In its most recent season, “Wheel of Fortune” averaged 8.6 million viewers a night, while “Jeopardy!” brought in an average 9.1 million, per The New York Times.

“The swift decision by executives at Sony Pictures Television ... also suggests that they are hoping to avoid the succession fiasco that nearly overwhelmed their other hit game show, ‘Jeopardy!’” The New York Times reported.

The ‘Jeopardy!’ ‘succession fiasco’

The format of “Jeopardy!” hasn’t changed much over the years, but following Trebek’s death in 2020, the show entered a period of instability.

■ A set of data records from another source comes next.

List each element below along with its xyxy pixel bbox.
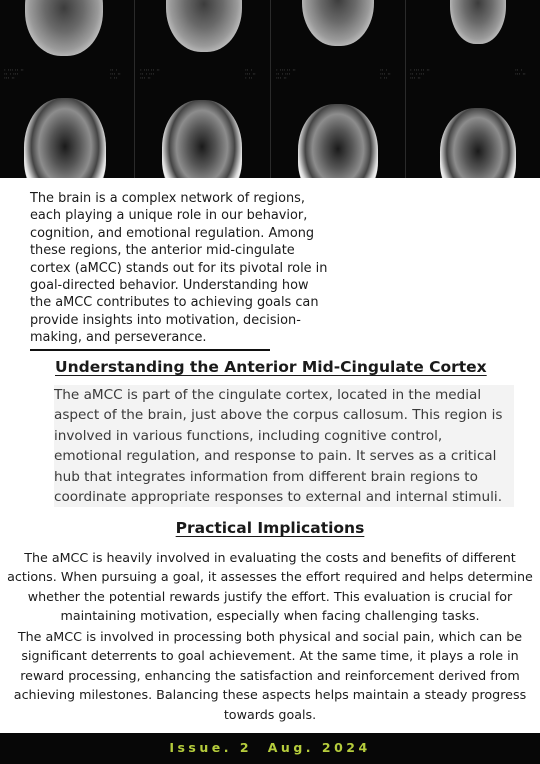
intro-paragraph: The brain is a complex network of regions, each playing a unique role in our behavior, cognition, and emotional regulation. Among these regions, the anterior mid-cingulate cortex (aMCC) stands out for its pivotal role in goal-directed behavior. Understanding how the aMCC contributes to achieving goals can provide insights into motivation, decision-making, and perseverance.	[30, 191, 328, 346]
footer-band	[0, 733, 540, 764]
head-scan-2	[162, 100, 242, 178]
head-scan-1	[24, 98, 106, 178]
brain-scan-2	[166, 0, 242, 52]
brain-scan-1	[25, 0, 103, 56]
practical-paragraph-2: The aMCC is involved in processing both physical and social pain, which can be significant deterrents to goal achievement. At the same time, it plays a role in reward processing, enhancing the satisfaction and reinforcement derived from achieving milestones. Balancing these aspects helps maintain a steady progress towards goals.	[13, 629, 527, 722]
issue-label	[0, 740, 540, 755]
issue-date: Aug. 2024	[267, 740, 371, 755]
intro-divider	[30, 349, 270, 351]
head-scan-3	[298, 104, 378, 178]
issue-number: Issue. 2	[169, 740, 253, 755]
section-title-practical: Practical Implications	[175, 519, 365, 537]
practical-paragraph-1: The aMCC is heavily involved in evaluating the costs and benefits of different actions. When pursuing a goal, it assesses the effort required and helps determine whether the potential rewards justify the effort. This evaluation is crucial for maintaining motivation, especially when facing challenging tasks.	[7, 550, 533, 624]
brain-scan-4	[450, 0, 506, 44]
brain-scan-3	[302, 0, 374, 46]
head-scan-4	[440, 108, 516, 178]
ct-scan-image: : ::: :: :: :: : ::: ::: :: :: : ::: :: : :: : ::: :: :: :: : ::: ::: :: :: : ::: :: : :: : ::: :: :: :: : ::: ::: :: :: : ::: :: : :: : ::: :: :: :: : ::: ::: :: :: : ::: ::	[0, 0, 540, 178]
section-title-amcc: Understanding the Anterior Mid-Cingulate Cortex	[55, 358, 487, 376]
section-body-amcc: The aMCC is part of the cingulate cortex, located in the medial aspect of the brain, just above the corpus callosum. This region is involved in various functions, including cognitive control, emotional regulation, and response to pain. It serves as a critical hub that integrates information from different brain regions to coordinate appropriate responses to external and internal stimuli.	[54, 385, 514, 507]
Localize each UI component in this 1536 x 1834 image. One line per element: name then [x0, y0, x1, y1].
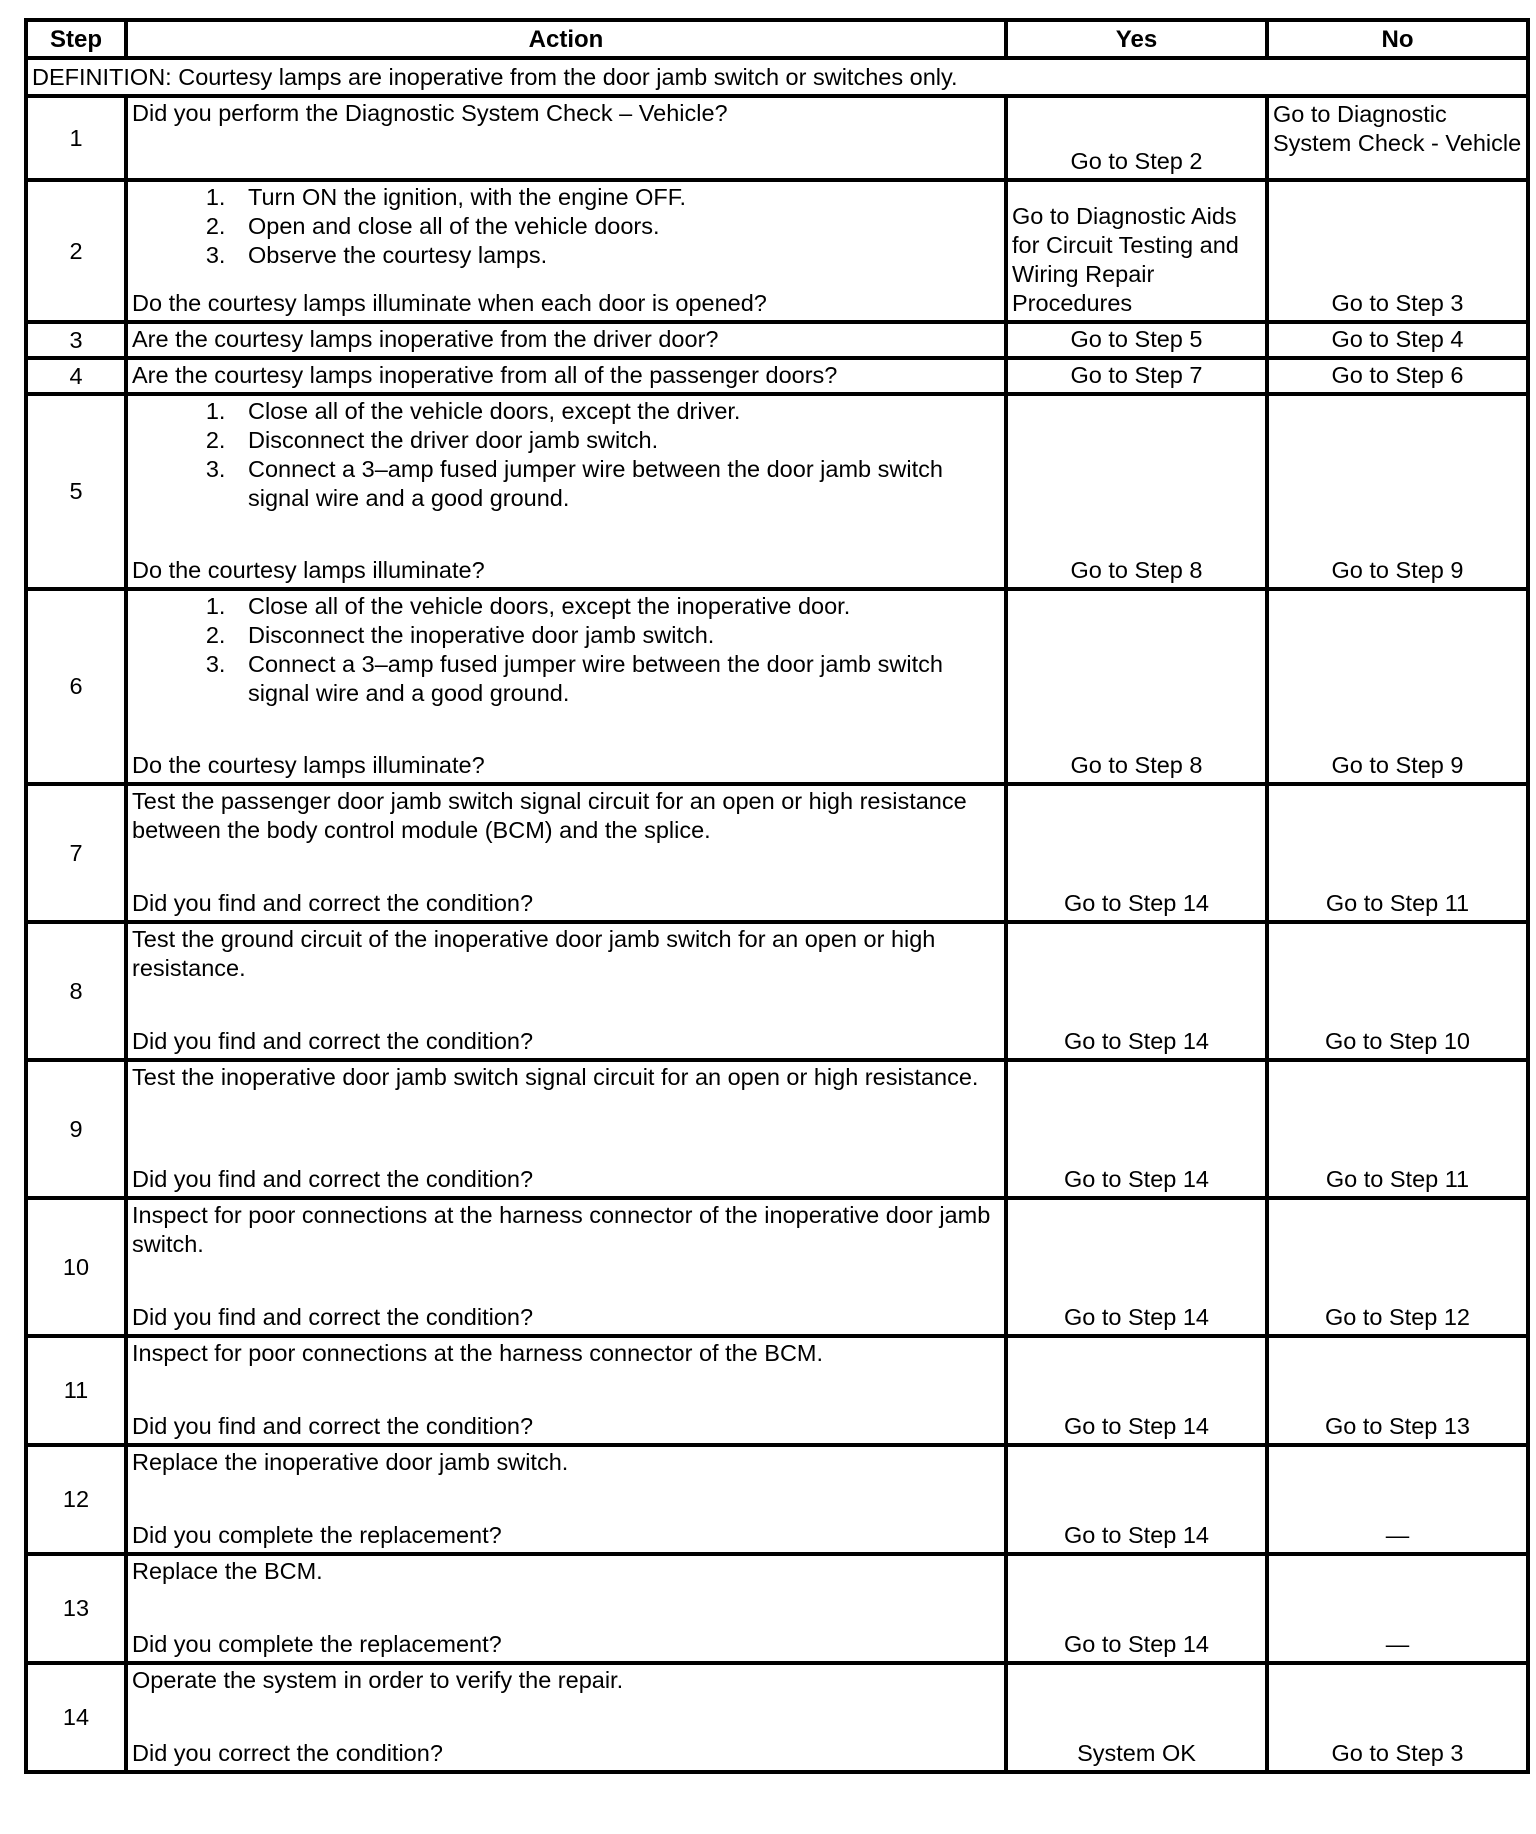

More than a dozen notable figures — ranging from Aaron Rodgers to Katie Couric to Dr. Oz to LeVar Burton — took a turn behind the hosting lectern before “Jeopardy!” opted to go with its executive producer at the time, Mike Richards.

But that decision proved to be short-lived.

Just nine days after the announcement, Richards resigned as the host when past controversies — including his “offensive language” and disparaging remarks about women’s bodies on a podcast — resurfaced in a report from The Ringer, the Deseret News reported. Several days later, Sony announced it had completely parted ways with Richards, who the company had planned to keep on in an executive producer role.

Richards filmed one week of episodes before his resignation. Jennings and Bialik took turns hosting for the rest of the show’s 38th season. And then in July 2022 — 18 months after Trebek’s death — the show declared Jennings and Bialik the official co-hosts ahead of the Season 39 premiere.

Much of the drama surrounding “Jeopardy!” has since settled, and the show has sustained strong ratings, according to The New York Times.

Jennings told The Washington Post last year he was disappointed in how the “backstage drama” played out in the public eye.

“There was something that aesthetically didn’t feel very ‘Jeopardy!’ about people caring about the backstage drama. It just distracts from the beauty of the show,” he said. “And the drama kind of went against that, just the reliability that I think ‘Jeopardy!’ should symbolize. And I’m relieved to have that back.”